Life insurance is helpful for you as well as your family. If someone is the only earning person in the family, then life insurance can provide some financial relief to his dependents after his death. There is not just one type of life insurance. Some policies give you the option of getting returns through investments and cover. Depending on your needs, you can choose from 7 types of life insurance policies.
Term Insurance Plan
This plan can be purchased for a fixed period, such as 10, 20 or 30 years. Under this plan, you get coverage for a tenure chosen by you. There is no maturity benefit in such life insurance policies. These provide life cover without a savings/profit component. Therefore, these are cheaper than other policies. In term insurance, on the policyholder’s death during the policy term, the assured sum, i.e. a fixed amount, is given to the beneficiary under the policy.
Endowment Policy
This type of life insurance policy contains both insurance and investment. This policy covers risk for a fixed period, and at the end of that period, the assured sum, along with bonuses, is returned to the policyholder. Under an endowment policy, the face value of the policy amount is paid on the policyholder’s death or after a specified number of years. Some policies also pay out in case of critical illness.
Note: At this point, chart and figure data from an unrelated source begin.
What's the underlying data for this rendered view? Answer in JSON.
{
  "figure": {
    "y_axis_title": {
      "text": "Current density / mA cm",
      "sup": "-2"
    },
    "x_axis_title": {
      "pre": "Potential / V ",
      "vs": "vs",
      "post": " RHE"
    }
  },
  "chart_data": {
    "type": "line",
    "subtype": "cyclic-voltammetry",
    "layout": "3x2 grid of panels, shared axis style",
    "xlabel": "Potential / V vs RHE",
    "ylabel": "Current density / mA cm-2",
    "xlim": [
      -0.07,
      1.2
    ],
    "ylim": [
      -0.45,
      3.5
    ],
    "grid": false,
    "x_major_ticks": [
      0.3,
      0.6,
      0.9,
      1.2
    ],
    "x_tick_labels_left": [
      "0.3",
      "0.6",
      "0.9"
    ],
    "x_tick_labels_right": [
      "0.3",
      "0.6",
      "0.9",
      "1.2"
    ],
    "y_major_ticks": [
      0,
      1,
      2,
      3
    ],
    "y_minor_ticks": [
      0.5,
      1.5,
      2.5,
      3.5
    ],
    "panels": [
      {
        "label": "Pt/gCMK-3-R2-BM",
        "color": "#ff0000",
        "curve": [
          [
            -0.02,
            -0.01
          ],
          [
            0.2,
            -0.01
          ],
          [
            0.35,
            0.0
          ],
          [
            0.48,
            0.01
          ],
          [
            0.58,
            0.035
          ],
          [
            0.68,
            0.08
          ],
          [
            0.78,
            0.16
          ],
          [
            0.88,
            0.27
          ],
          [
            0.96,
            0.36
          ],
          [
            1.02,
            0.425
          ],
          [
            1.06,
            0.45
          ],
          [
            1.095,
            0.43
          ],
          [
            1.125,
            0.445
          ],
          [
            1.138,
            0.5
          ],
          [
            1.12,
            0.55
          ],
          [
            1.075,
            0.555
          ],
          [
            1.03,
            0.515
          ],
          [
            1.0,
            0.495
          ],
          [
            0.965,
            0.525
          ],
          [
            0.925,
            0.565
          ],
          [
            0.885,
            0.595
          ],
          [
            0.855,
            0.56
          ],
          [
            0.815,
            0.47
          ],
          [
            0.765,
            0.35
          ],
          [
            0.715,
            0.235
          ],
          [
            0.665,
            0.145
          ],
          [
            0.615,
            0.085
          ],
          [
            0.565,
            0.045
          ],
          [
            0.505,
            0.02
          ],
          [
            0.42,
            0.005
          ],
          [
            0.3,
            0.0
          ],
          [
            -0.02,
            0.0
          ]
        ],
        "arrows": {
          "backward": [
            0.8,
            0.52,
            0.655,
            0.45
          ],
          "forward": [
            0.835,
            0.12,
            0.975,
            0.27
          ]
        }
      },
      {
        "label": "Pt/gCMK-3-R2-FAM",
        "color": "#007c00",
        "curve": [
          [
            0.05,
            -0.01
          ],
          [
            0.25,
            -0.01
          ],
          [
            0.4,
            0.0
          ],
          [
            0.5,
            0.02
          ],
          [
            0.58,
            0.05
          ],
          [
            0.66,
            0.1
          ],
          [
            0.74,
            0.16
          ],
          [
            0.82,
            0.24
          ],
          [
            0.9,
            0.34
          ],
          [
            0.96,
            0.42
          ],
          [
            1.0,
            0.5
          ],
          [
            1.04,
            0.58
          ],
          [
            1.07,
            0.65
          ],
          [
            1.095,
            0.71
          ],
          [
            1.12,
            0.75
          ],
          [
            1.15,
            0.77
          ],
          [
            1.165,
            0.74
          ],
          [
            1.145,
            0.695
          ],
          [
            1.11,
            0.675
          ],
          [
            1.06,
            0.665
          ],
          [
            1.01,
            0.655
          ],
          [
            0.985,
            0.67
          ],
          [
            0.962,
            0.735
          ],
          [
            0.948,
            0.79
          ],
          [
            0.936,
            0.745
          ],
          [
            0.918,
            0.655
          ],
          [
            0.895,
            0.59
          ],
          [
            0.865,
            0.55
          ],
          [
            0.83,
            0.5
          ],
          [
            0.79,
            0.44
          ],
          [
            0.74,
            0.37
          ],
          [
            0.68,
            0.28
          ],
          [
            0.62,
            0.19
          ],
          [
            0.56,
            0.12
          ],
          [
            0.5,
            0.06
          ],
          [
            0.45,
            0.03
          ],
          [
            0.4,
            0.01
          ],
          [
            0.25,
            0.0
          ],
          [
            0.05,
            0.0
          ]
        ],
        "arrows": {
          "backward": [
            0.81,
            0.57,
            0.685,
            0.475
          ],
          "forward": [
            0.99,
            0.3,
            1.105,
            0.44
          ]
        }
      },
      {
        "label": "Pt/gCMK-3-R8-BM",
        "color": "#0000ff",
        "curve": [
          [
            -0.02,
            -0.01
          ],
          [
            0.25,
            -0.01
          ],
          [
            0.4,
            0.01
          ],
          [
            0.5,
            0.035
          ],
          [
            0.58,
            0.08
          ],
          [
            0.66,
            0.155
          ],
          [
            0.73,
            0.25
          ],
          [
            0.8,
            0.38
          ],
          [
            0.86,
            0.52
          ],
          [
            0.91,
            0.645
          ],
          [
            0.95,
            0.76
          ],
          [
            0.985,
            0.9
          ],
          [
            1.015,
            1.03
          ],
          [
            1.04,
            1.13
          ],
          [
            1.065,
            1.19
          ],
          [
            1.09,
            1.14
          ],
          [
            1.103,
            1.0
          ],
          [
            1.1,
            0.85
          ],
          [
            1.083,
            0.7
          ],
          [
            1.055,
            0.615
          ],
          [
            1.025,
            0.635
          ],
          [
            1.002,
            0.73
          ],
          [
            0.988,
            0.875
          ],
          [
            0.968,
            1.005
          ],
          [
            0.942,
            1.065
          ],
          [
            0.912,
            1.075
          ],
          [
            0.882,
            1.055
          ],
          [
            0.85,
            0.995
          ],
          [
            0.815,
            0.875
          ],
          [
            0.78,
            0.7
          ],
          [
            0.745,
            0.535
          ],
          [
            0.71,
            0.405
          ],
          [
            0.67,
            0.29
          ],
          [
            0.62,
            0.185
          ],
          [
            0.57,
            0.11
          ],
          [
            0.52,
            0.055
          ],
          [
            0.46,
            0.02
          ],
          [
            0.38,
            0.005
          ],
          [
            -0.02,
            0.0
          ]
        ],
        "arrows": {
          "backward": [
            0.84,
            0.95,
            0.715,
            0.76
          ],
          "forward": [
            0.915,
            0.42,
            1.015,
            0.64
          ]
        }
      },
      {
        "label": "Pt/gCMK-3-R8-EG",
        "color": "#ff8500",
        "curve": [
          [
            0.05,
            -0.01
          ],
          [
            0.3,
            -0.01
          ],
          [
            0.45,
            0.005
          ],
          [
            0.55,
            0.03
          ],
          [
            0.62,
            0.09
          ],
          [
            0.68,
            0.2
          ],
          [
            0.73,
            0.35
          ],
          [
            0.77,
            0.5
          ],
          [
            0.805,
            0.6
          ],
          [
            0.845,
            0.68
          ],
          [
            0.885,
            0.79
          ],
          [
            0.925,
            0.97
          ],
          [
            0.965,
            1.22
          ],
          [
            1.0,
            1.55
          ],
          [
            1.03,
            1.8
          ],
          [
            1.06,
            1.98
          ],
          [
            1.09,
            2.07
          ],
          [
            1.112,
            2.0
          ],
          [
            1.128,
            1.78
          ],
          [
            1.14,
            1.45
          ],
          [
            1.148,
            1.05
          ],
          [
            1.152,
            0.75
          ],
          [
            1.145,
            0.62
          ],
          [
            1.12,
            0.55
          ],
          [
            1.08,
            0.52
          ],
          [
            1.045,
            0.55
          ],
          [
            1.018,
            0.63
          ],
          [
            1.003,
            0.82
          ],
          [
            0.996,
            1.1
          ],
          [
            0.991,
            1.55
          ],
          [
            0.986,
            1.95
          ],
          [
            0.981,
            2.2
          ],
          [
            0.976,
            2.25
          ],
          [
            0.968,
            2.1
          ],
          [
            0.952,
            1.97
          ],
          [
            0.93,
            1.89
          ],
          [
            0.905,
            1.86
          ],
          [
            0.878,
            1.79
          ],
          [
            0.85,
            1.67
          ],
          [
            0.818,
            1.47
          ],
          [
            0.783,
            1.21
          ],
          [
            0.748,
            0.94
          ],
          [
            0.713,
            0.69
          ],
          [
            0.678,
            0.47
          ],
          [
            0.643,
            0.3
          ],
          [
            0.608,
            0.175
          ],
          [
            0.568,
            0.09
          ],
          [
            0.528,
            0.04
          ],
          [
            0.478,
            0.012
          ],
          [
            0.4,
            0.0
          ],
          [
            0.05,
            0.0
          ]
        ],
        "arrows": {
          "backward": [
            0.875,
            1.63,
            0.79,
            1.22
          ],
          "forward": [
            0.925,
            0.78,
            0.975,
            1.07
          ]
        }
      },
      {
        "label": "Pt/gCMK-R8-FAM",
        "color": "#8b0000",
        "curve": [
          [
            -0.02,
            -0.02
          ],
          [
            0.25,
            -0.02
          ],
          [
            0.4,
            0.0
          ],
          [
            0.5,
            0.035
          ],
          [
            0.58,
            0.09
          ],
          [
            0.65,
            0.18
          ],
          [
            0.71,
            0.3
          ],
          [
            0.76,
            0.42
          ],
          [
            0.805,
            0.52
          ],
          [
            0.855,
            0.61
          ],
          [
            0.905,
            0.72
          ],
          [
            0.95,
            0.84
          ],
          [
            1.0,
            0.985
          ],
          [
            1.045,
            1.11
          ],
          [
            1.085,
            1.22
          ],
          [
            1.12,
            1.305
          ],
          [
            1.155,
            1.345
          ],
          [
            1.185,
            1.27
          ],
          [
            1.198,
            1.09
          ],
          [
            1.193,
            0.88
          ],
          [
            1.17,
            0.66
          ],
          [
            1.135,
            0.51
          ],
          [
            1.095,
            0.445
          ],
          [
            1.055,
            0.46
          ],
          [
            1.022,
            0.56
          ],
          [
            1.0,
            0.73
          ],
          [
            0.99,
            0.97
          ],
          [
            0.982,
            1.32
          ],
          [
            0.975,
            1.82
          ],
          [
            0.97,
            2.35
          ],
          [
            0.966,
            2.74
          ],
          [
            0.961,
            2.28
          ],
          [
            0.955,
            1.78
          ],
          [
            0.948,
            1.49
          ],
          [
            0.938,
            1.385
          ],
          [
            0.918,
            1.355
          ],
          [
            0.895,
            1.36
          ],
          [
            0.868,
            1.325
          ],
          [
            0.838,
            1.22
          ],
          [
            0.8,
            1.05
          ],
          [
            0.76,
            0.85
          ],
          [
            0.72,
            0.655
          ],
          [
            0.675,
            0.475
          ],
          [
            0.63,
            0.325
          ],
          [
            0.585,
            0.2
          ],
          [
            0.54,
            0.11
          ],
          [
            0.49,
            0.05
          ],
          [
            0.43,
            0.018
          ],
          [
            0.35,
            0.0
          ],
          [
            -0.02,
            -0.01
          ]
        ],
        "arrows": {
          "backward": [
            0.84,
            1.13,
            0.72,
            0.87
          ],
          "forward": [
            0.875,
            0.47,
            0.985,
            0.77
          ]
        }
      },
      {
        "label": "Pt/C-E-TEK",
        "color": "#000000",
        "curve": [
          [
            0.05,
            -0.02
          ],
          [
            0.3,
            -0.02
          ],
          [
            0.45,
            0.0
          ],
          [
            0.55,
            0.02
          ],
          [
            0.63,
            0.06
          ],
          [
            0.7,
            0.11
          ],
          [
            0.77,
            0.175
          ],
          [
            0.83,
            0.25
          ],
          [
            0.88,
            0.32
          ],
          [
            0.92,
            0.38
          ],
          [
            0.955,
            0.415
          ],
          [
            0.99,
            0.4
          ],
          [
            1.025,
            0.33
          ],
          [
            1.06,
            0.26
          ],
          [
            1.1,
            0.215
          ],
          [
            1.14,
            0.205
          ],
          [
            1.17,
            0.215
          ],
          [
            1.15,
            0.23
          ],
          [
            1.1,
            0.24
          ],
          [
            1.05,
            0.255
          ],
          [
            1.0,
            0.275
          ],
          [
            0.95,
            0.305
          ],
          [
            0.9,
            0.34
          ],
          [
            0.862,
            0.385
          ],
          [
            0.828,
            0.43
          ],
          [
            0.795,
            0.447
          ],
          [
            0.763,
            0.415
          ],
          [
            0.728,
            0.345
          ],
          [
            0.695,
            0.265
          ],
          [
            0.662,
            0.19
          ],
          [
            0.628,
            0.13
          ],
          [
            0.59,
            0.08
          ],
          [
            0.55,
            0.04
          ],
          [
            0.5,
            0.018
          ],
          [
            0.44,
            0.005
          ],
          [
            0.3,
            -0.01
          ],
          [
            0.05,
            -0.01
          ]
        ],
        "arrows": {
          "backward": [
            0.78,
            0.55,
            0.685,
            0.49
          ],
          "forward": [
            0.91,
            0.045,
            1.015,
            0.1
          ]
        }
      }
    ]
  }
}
Money Back Insurance Policy
This policy is a type of endowment policy. In this policy, there is a combination of investment and insurance. The difference is that in this life insurance policy, the assured sum and the bonus are returned in instalments only during the policy term. The last instalment is payable at the end of the policy. The entire assured sum goes to the beneficiary if the policyholder dies during the term. However, the premium of this policy is the highest.
Whole Life Insurance
In the Whole Life Insurance Plan, you get protection throughout your life. That is, there is no term of the policy. On the death of the policyholder, the nominee receives the insurance claim. Other life insurance policies have a maximum age limit, usually 65–70 years.
After that, the nominee cannot take the death claim on death. But under whole life insurance, the nominee can claim even if the policyholder dies at 95. The premium of this policy remains very high. Under this policy, the policyholder can partially withdraw the insured sum. He can also take money as a loan against the policy.
ULIP
In this plan, both protection and investment remain. In traditional endowment insurance and moneyback policies, the returns are guaranteed to an extent, whereas in ULIPs, there is no guarantee of returns. This is because the investment portion in ULIP is invested in bonds and shares, and like a mutual fund, you get units.
In this case, the returns are based on the ups and downs of the market. However, you can decide how much of your money should be invested in shares and how much money should be invested in bonds.
Retirement Plan
Life insurance coverage is not available in this plan. This is a retirement solution plan. Under this, you can create a retirement fund by assessing your risk. After a fixed period, a fixed amount will be paid to you or your subsequent beneficiary as a pension. This payment can be on a monthly, half-yearly or yearly basis.
Child Insurance Policy
These plans have been designed considering the expenses and other needs of the children’s education. A child plan pays a lump sum after the policyholder’s death, but the policy does not lapse. All future premiums are waived off, and the insurance company continues to invest on behalf of the policyholder. The child gets money for a certain period.